Institute of Good Manufacturing Practices India®

(An Autonomous Body Recognized by Ministry of Commerce & Industry, Government of India)

FDA re-issues ban on electric shock devices

In January, human rights groups urged the FDA and the Department of Health and Human Services to promptly release a proposed ban on electric shock devices, now that Congress has clarified its authority.
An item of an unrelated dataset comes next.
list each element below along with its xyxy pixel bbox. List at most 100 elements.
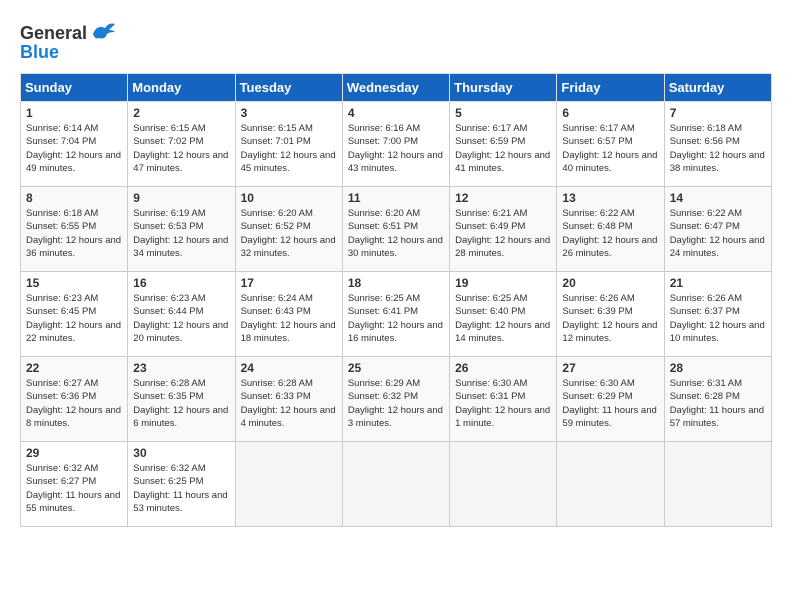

Over 25 organizations, including the ACLU, Autistic Self Advocacy Network, and Epilepsy Foundation, pressed HHS Secretary Xavier Becerra and FDA Commissioner Robert Califf for swift action.

The FDA highlighted concerns, stating that electric stimulation devices could exacerbate symptoms and pose risks to mental and physical health, including depression, anxiety, and PTSD. Communication challenges or the inability to make treatment decisions further complicate matters for some individuals.

Presently, the Judge Rotenberg Education Center in Canton, Massachusetts, is the sole U.S. facility using these devices, manufactured internally to address self-injury or aggression. In 2010, the Department of Justice investigated the school's practices, and the FDA issued a warning letter in 2012 for device modifications without clearance. About 50 individuals currently have treatment plans involving these devices. If enacted, the regulation would ban electric shock devices from the market and their marketing.